En 1992, j'avais une situation, j'avais une maison, j'avais une voiture, j'avais une femme et j'avais deux filles. J'avais donc énormément durant cette période de ma vie qui s'écoulait alors à Bois-de-Lessines, à un jet de pierre de Deux-Acren. Mon épouse s'appelait Lili. Elle s'appelle encore Lili mais elle n'est plus mon épouse. C'est curieux comme mot, non, "épouse" ? Qu'y mettez-vous ? De l'amour ? Pas moi. Je n'en vois pas une miette, ni dans ce mot ni dans "époux" bien sûr. Dans "épouse" ou "époux", il y a du contrat, de l'obligation, des signatures, du Monsieur le bourgmestre, du quotidien obligatoire, en un mot, de la respectabilité.

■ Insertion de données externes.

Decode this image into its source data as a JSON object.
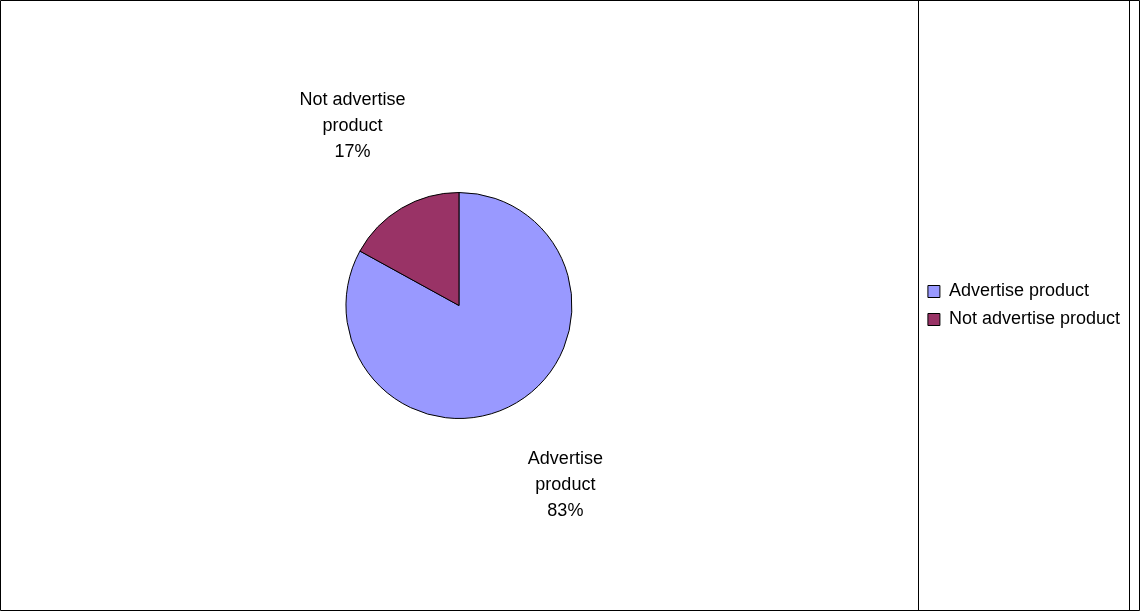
{
  "chart_data": {
    "type": "pie",
    "categories": [
      "Advertise product",
      "Not advertise product"
    ],
    "values": [
      83,
      17
    ],
    "colors": [
      "#9999ff",
      "#993366"
    ],
    "value_labels": [
      "83%",
      "17%"
    ],
    "legend": "right"
  }
}
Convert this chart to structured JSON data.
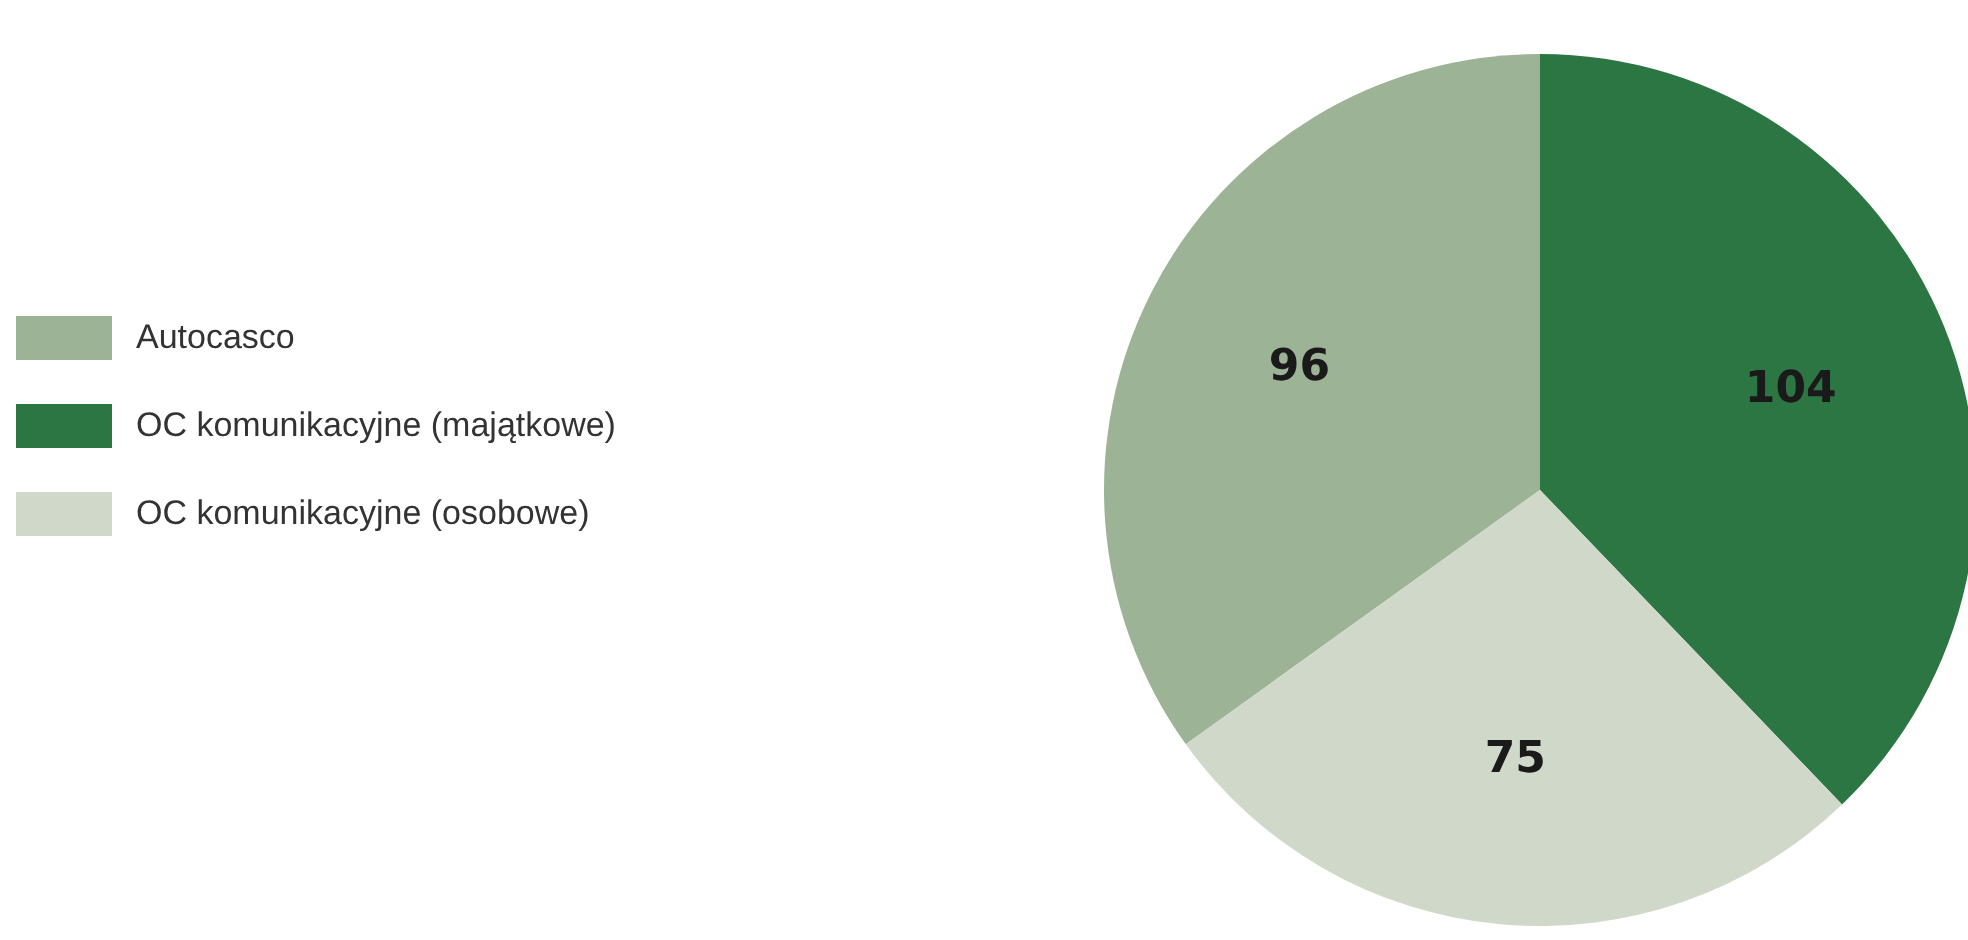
{
  "chart_data": {
    "type": "pie",
    "categories": [
      "Autocasco",
      "OC komunikacyjne (majątkowe)",
      "OC komunikacyjne (osobowe)"
    ],
    "values": [
      96,
      104,
      75
    ],
    "colors": [
      "#9db396",
      "#2b7643",
      "#d0d9c9"
    ],
    "data_labels": true,
    "legend": "left"
  }
}
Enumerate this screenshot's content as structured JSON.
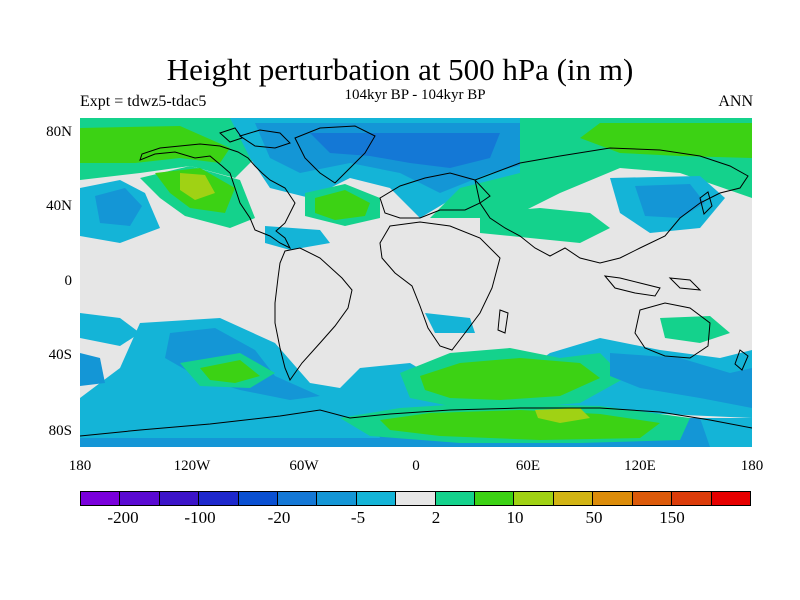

Le couple marié, c'est un truc qui mérite le respect. C'est solide, bien en ordre avec rien qui dépasse. La boîte est fermée à double tours et dès le début, si certains tourtereaux rament. s'ils souffrent, s'ils ont mal, s'ils ne comprennent pas ce qu'ils font là, ce n'est pas la peine qu'ils crient, on ne les entendra pas parce que, comme je l'ai dit, c'est fermé à double-tours. Ce sont les toxiques qui avaient la clef et ils l'ont jetée.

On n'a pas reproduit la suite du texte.